In August I returned to work. I was still taking my medication and attending my MBSR program. I was struggling, but I was definitely making progress. In September, I went to New Orleans with my two best friends and volunteered with Habitat for Humanity. I figured the best way to start having some gratitude was to see first hand the cards that other people had been dealt. It worked. I was humbled by my experience there, and I learned that no matter how hard the struggle, there was also room to live with grace and to be proud of yourself for just getting through.

It was on that trip that I decided to end my 18 year relationship. I realized that it was no longer serving either of us to stay together. We were both young enough to have a chance at a second chance and I wanted to believe it was possible. We were both good people and we deserved to be happy.

Recently, I was discussing those tumultuous few months with a friend of mine, and he said “You need to stop saying you had a breakdown and start calling it a breakthrough. Remember, your words are powerful.” Huh? My head spun. Was I placing a negative connotation on those few months with my words? Did I have a breakdown, or did I have a breakthrough?

The answer is: I had both.

I am not ashamed to lay claim to my breakdown and there is no doubt in my mind that a breakdown was what I experienced for most of 2010. Everything I was so sure of — my job, my home, my marriage, my dog — was stripped away from me and I literally could not move.

It’s only in the healing of my breakdown that I started to experience a breakthrough. The healing that came from admitting I was in a relationship that no longer served me, from an opportunity to help others who were struggling even as I was struggling, from facing my shadows instead of pretending that I didn’t have any. I needed to experience my breakdown to have my breakthrough, and I will not try to pretty it up or make it into something nicer than it was. It was ugly, and it was nasty, and it was downright debilitating. But it got me to where I am now.

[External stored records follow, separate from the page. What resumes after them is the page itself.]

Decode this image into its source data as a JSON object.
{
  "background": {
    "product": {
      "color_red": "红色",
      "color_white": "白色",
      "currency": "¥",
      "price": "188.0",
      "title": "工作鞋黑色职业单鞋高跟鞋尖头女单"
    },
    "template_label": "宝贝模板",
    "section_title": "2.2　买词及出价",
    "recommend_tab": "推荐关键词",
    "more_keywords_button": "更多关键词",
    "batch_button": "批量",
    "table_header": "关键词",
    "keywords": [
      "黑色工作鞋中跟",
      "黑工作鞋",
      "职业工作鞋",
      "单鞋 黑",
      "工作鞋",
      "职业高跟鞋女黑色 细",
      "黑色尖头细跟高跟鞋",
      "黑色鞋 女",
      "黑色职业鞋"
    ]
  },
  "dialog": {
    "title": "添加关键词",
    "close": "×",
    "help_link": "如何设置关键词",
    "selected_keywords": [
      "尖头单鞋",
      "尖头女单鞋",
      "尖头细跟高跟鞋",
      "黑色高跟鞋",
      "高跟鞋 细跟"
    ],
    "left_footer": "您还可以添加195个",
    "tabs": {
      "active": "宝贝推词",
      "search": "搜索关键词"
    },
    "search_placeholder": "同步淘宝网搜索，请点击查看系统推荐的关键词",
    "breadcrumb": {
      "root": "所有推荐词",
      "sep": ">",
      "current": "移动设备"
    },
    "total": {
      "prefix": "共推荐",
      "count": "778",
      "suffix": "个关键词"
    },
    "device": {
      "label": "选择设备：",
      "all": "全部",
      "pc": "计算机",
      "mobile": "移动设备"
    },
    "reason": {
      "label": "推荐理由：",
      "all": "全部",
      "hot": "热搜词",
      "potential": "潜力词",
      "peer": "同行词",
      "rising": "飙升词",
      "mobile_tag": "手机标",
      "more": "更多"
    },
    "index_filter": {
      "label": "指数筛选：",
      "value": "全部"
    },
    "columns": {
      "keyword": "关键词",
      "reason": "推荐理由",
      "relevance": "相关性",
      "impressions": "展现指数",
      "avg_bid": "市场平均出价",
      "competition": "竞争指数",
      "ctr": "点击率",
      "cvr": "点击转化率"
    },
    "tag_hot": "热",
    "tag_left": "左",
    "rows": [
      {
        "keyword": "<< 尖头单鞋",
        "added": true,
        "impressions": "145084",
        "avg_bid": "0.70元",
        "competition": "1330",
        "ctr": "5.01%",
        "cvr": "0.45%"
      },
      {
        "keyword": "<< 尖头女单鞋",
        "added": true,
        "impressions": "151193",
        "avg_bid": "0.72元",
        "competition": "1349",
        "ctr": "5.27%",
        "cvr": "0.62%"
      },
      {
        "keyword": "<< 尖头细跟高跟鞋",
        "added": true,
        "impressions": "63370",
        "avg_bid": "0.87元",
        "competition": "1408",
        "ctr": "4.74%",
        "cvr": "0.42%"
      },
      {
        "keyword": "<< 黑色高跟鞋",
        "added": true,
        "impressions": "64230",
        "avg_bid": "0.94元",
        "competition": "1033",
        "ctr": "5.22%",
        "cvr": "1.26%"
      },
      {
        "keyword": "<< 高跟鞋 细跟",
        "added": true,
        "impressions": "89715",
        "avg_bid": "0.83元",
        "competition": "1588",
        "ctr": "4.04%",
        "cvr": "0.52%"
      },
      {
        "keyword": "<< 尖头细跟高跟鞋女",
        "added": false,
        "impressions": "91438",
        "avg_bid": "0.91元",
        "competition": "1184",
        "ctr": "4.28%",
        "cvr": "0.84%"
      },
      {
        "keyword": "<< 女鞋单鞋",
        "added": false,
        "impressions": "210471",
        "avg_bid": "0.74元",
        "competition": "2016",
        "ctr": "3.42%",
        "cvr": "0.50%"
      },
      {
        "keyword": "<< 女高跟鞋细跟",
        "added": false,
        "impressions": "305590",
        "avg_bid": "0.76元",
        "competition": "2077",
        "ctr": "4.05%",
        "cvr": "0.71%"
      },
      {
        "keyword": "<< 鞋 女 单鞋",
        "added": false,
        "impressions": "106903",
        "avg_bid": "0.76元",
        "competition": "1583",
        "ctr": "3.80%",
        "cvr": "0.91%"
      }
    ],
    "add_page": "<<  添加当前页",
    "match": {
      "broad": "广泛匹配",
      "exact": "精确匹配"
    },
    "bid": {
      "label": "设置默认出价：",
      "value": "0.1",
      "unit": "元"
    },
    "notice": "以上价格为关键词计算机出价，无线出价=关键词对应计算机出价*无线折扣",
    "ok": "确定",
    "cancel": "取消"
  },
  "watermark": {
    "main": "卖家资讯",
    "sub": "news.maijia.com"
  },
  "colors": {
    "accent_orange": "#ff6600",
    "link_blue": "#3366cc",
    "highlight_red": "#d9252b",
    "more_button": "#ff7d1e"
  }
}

Today, instead of pretending that nothing is wrong, I acknowledge when I’m slipping back into old patterns and I take steps to stop myself from falling back into the hole. Instead of being attached to a failing relationship and a home that is a war zone, I have created a loving and safe place for myself where I can rest my head and my spirit. Instead of trying to be everything to everyone and putting pressure on myself to never fail, I take time for myself and I am learning to say “no.” And I am just as grateful for my breakdown as I am for the breakthrough that followed. Without the experience of each of them I wouldn’t have had the courage to lead the life I’m living today.